I cannot shake the feeling that a greater telling of this story would have existed if we saw the Guillermo Del Toro version. Now, that’s a man who adores monsters, and what a treat a gallery of his original creations may have been! Instead, I find Whedons and Goddards imagined supernatural bestiary a bit of a disappointing who’s who of horror, like the Disney-ish fairy tale facsimiles used in the SHREK films. A further let down is the depiction of their ultimate monster, the classic big bad, who makes a rather uninspiring entrance at the films conclusion. The whole story pivots on the Elder Gods, such terrible monstrosities to whom humanity is bound in an annual sacrificial pact. What delightful horrors these gargantuan titans of terror could be! And yet at the end, when they rise to destroy humanity, all we see is a giant human hand. For me, this was a crushing disappointment, an inversion on a Pythonesque foot. In terms of Grand Guignol spectacle, this is clearly lacking. What were they thinking? Well, the subtext, for one.
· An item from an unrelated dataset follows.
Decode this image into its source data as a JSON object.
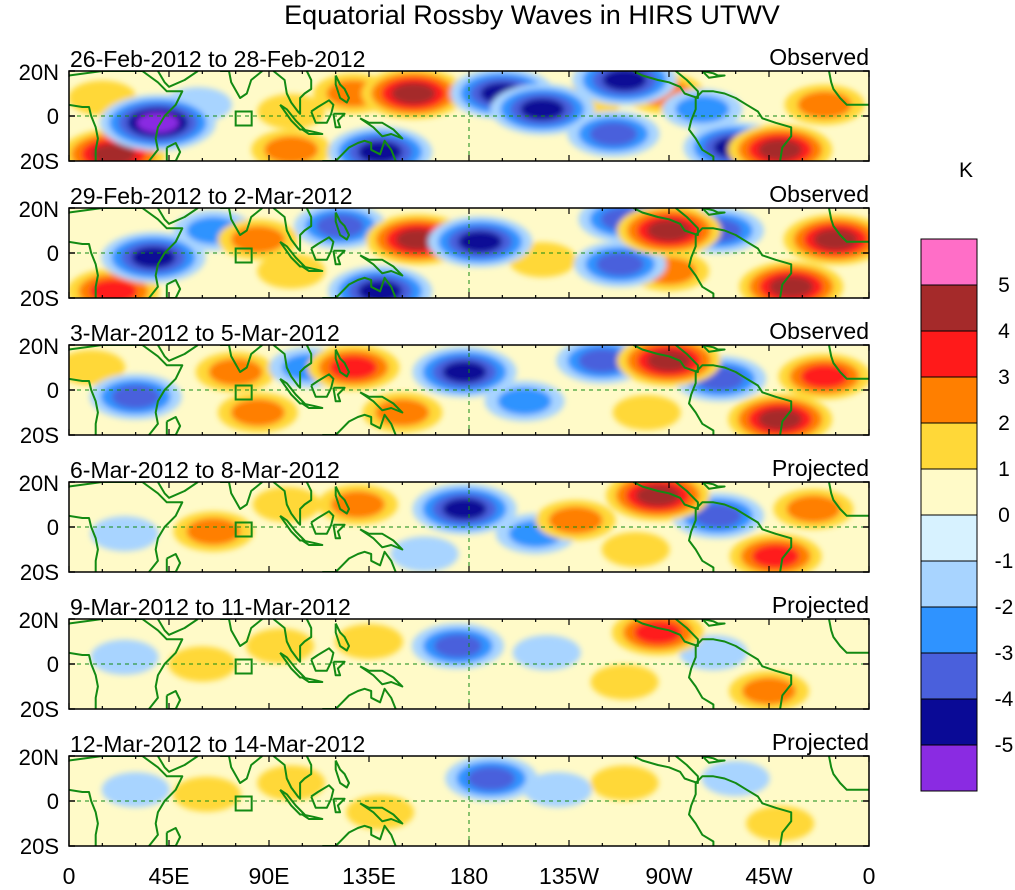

On my first viewing, I thought the films subtext was little more than a celebration of the genre, inverting their conventions and deluging us with a horde of well executed, yet very, very familiar beasties. However, the films real subtext is a bit more cheeky. The Elder Gods who insist on blood and boobies? That’s the audience, that’s us (well, more THEM than me). The fanboy nation, baying for mayhem and screaming in rage on internet forums if they don’t get exactly what they want. At home, in the cinema, on the online forum. A cause célèbre amongst the genre crowd is the increasing PG 13-ification of Hollywood’s output. Horror films are now child friendly affairs. Bloodless. Breastless even (oh, the horror!). And lo, how the Elder Gods, the ones who came before raged in there fury! “Horror films were better in the 80’s, goddamit!” How dare the providers of the blood and boobs not, well, provide! Damn the youth and Hollywood for making such teen friendly productions! But what of the office drones in the film, labouring heroically to complete the ritual for their demanding, troublesome overlords? Substitute these workers for directors, writers, producers or the rest of the rank and file of Hollywood and you can see a theme developing. Further proof? Whedon and Goddard based Sitterson and Hadley (the main protagonists amongst the ‘puppet masters’) upon themselves, underlining the link between our cinematic amateurs and mid level managers from the ritualistic homicide department.
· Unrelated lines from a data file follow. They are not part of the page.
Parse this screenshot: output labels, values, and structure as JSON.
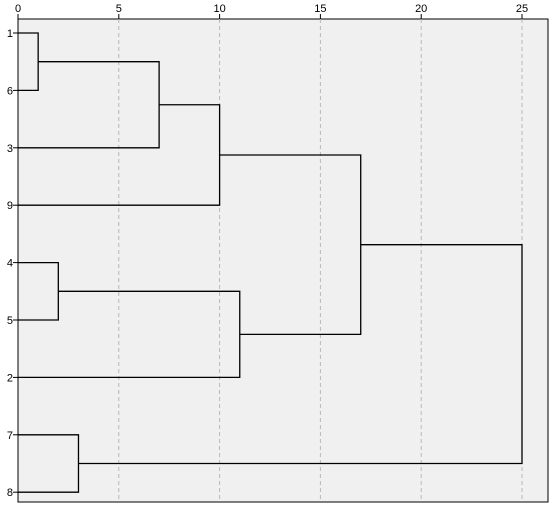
{
  "chart_data": {
    "type": "dendrogram",
    "orientation": "horizontal",
    "x_ticks": [
      0,
      5,
      10,
      15,
      20,
      25
    ],
    "xlim": [
      0,
      25
    ],
    "leaves": [
      "1",
      "6",
      "3",
      "9",
      "4",
      "5",
      "2",
      "7",
      "8"
    ],
    "merges": [
      {
        "members": [
          "1",
          "6"
        ],
        "distance": 1
      },
      {
        "members": [
          "1-6",
          "3"
        ],
        "distance": 7
      },
      {
        "members": [
          "1-6-3",
          "9"
        ],
        "distance": 10
      },
      {
        "members": [
          "4",
          "5"
        ],
        "distance": 2
      },
      {
        "members": [
          "4-5",
          "2"
        ],
        "distance": 11
      },
      {
        "members": [
          "1-6-3-9",
          "4-5-2"
        ],
        "distance": 17
      },
      {
        "members": [
          "7",
          "8"
        ],
        "distance": 3
      },
      {
        "members": [
          "1-6-3-9-4-5-2",
          "7-8"
        ],
        "distance": 25
      }
    ],
    "grid": "vertical dashed at ticks",
    "background_color": "#f0f0f0"
  }
}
So, the angry gods are the audience, placated by the murdering son’s of bitches in Tinsel Town. A bit unfair? Maybe. But then, look at the success of the loathsome Piranha 3DD franchise. Blood and boobs in glorious stenography. Christ, give me a break… But these films exist, they have a market. A reaction, perhaps, to the aforementioned ratings capped approach to horror films. And just for fun, here’s CABIN IN THE WOODS. A loving tribute and perhaps a gentle nudge in the ribs towards your average horror fan, rising up from the depths of the internet, giant hand extended to the sky to bring ruin down upon thee, puny, sell out film maker! If that’s not a symbolic catharsis, I’ll cannibalise my own feet! And that’s why the monsters, including the one that’s supposed to be us, are so recognisable.
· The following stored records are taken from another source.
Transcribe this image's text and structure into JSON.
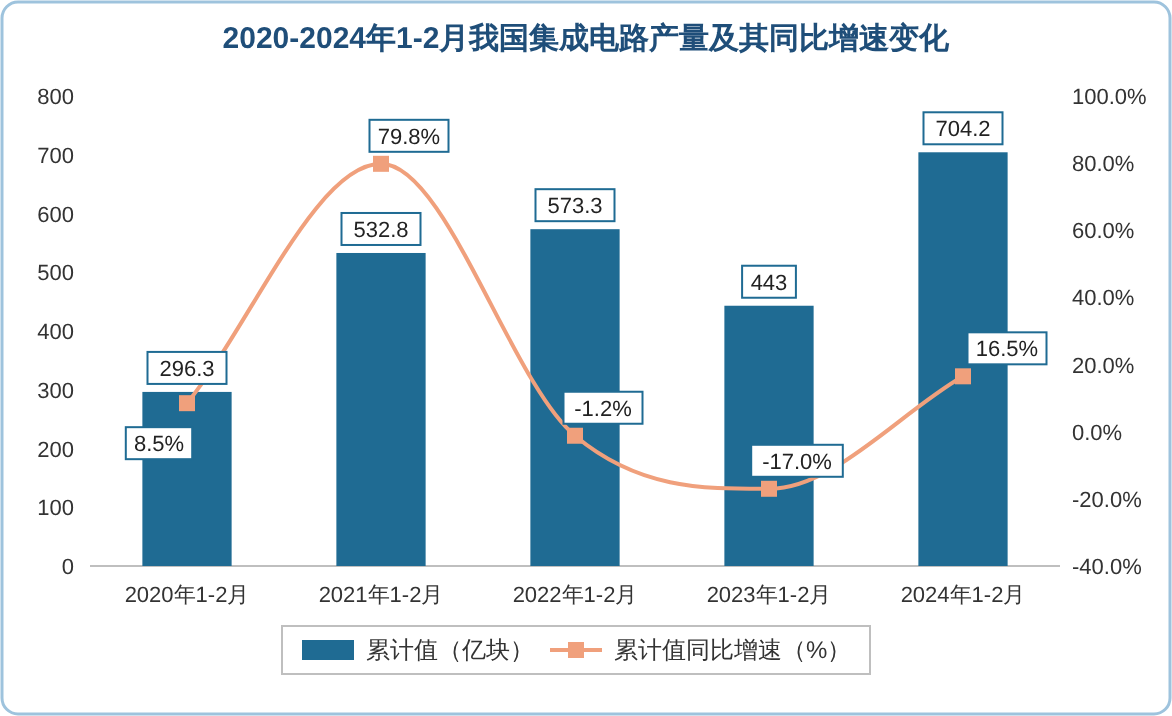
{
  "chart_data": {
    "type": "bar",
    "title": "2020-2024年1-2月我国集成电路产量及其同比增速变化",
    "categories": [
      "2020年1-2月",
      "2021年1-2月",
      "2022年1-2月",
      "2023年1-2月",
      "2024年1-2月"
    ],
    "series": [
      {
        "name": "累计值（亿块）",
        "color": "#1f6b93",
        "values": [
          296.3,
          532.8,
          573.3,
          443,
          704.2
        ],
        "value_labels": [
          "296.3",
          "532.8",
          "573.3",
          "443",
          "704.2"
        ]
      },
      {
        "name": "累计值同比增速（%）",
        "type": "line",
        "axis": "y2",
        "color": "#f0a07c",
        "marker": "square",
        "values": [
          8.5,
          79.8,
          -1.2,
          -17.0,
          16.5
        ],
        "value_labels": [
          "8.5%",
          "79.8%",
          "-1.2%",
          "-17.0%",
          "16.5%"
        ]
      }
    ],
    "ylim": [
      0,
      800
    ],
    "yticks": [
      0,
      100,
      200,
      300,
      400,
      500,
      600,
      700,
      800
    ],
    "y2lim": [
      -40,
      100
    ],
    "y2ticks": [
      {
        "value": -40,
        "label": "-40.0%"
      },
      {
        "value": -20,
        "label": "-20.0%"
      },
      {
        "value": 0,
        "label": "0.0%"
      },
      {
        "value": 20,
        "label": "20.0%"
      },
      {
        "value": 40,
        "label": "40.0%"
      },
      {
        "value": 60,
        "label": "60.0%"
      },
      {
        "value": 80,
        "label": "80.0%"
      },
      {
        "value": 100,
        "label": "100.0%"
      }
    ],
    "legend": "bottom"
  }
}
All good witty fun. But by servicing the gag, by using unimaginative depictions of horrors greatest hits and by turning a mirror on the audience, the films impact is minimised. Funny, clever and witty it may be, this wonderfully crafted, meta-textual film is ultimately let down by appealing more to our intellectual needs whilst neglecting the chill factor. It’s a real shame, because the film makers came close to creating an excellent scary horror film about horror films. Instead, we have an enjoyable and fun monster mash that, aside from a few glorious moments, is unfortunately lacking in bite. Those seeking a medicinal dose of good scares need look elsewhere. Then again, I saw the film twice in two days and I’ll probably watch it again tonight. I guess my original question regarding multiple viewings is irrelevant. A film this well made is always a joy to consume, even after the suspense and mystery from the first, uninformed viewing has passed, and even if there is a greater telling of this script living on in my nightmares.